Ieri, presso il Tribunale di Lagonegro, si è tenuta l’udienza dibattimentale con l’audizione dei testimoni di parte civile nel processo riguardante la morte di Giovanna Pastoressa, deceduta nel 2019 a seguito del crollo del palazzetto dello sport di Lauria. Durante l’udienza, sono stati ascoltati due testimoni: il primo, un consulente del Comune di Lauria, ha illustrato il progetto di fattibilità economica per il possibile rifacimento del palazzetto e ha parlato della messa in sicurezza della struttura dopo il disastro. Il secondo testimone rappresentava la società proprietaria della palestra in cui si trovava Giovanna al momento del tragico evento.

Il giudice ha fissato la prossima udienza per il 29 gennaio, durante la quale saranno ascoltati i testimoni della difesa, mentre una successiva udienza è programmata per il 21 febbraio. Gli avvocati della difesa hanno comunicato che i loro assistiti non parteciperanno all’audizione, ad eccezione dell’ex amministratore dell’impresa subappaltatrice coinvolta nella costruzione del palazzetto. Domani ricorreranno cinque anni da quella sera in cui la quotidianità si trasformò in tragedia. La famiglia Pastoressa è assistita dagli avvocati Donadìo e Melfi.

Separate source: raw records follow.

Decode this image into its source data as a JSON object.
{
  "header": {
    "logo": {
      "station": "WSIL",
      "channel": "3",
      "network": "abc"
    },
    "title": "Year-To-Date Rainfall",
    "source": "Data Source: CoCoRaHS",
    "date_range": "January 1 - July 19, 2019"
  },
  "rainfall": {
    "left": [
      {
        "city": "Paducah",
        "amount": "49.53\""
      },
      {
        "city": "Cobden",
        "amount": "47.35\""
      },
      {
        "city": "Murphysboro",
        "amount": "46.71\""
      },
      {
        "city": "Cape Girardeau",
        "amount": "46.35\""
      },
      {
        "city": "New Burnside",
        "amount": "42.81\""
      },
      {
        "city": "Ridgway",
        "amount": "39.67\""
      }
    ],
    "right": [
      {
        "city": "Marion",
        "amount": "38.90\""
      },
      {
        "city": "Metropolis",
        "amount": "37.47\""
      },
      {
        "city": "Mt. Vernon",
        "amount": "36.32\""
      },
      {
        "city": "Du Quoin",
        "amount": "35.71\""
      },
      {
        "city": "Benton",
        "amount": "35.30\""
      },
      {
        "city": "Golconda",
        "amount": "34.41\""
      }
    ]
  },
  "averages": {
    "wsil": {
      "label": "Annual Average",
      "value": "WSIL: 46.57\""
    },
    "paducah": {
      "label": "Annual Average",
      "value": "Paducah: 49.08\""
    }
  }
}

Era il 13 dicembre quando Giovanna, giovane psicologa, si trovava in palestra. Mentre si allenava sul tapis roulant, le macerie del palazzetto la travolsero, non lasciandole scampo. Trasportata in condizioni critiche all’ospedale «San Carlo» di Potenza, morì pochi giorni dopo, vittima di un crollo causato dalla copertura del palazzetto, che precipitò per 50 metri su quella palestra. Oggi, Giovanna è ricordata in vari modi, e sabato scorso si è svolta la quarta edizione del premio a lei dedicato, promosso dall’Ordine degli psicologi della Basilicata.